In places they talk of a
female phobia of mathematics and perhaps of the sciences generally, that goes back in
time.  Certainly in my family my father’s
conviction that girls were good for nothing apart from housework, child rearing and
sexual comfort held sway.  
Despite this, my
mother read all her life.  She
still does.  But in my father’s
mind her reading was limited to trashy romance or pot boilers and religious
propaganda like the Catholic Tribune and the Advocate.
The education system within the
Catholic schools I attended both in my primary years and at secondary level
added to this fantasy of female inferiority.  
The focus was on
memory, which we polished with rote learning. Understanding why people might
behave as they do, as explored through English literature and history books,  came through a thick layer of religious conviction. 
For instance, Attila the Hun was a barbarian
who sought to overthrow the Christians. We read and rote learned the lives of
the saints and were encouraged to practice with sincerity and devotion, and an eye to our
calling as dedicated to others.  
If
we were not called to follow God as priests and nuns, then marriage was
the only option, marriage to another Catholic with whom we would bring up
several children, as did my mother, but she had married a convert.  Mixed marriages were then frowned upon. 

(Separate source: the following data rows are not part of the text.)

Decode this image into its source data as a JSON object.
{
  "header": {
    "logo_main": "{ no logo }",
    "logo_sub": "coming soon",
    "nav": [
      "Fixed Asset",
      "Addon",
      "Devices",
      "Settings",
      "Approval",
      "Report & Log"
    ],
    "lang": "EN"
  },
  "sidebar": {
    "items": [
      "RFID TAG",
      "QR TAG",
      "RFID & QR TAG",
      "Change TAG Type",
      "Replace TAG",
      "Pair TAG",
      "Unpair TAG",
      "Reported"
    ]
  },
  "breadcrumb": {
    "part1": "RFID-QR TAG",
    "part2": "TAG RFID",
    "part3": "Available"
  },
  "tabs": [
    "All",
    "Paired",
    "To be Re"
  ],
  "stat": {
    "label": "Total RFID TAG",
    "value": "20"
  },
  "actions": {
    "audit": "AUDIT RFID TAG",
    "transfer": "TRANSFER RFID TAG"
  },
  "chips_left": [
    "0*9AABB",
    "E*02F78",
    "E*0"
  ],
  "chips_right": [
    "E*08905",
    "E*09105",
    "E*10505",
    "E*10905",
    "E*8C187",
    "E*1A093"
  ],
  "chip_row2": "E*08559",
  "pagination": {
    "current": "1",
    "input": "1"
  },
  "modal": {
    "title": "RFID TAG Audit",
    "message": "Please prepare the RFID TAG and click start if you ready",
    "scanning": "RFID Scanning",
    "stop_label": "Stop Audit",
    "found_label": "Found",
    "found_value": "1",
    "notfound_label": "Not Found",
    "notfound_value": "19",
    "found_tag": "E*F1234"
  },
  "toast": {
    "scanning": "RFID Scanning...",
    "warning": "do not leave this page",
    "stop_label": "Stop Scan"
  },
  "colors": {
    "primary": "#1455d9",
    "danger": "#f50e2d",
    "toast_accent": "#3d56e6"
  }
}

There was a system of rules in place that barred deeper explorations of the
meaning of things and I did not come to understand the meaning of the words, concepts and theories until much later in life.  
There were facts and religious beliefs, faith and goodness.  Others practised evil and wrong doing. 
We should not and that was all.  A black and white world, and one which I now prefer to avoid, especially in my writing, other than to describe it.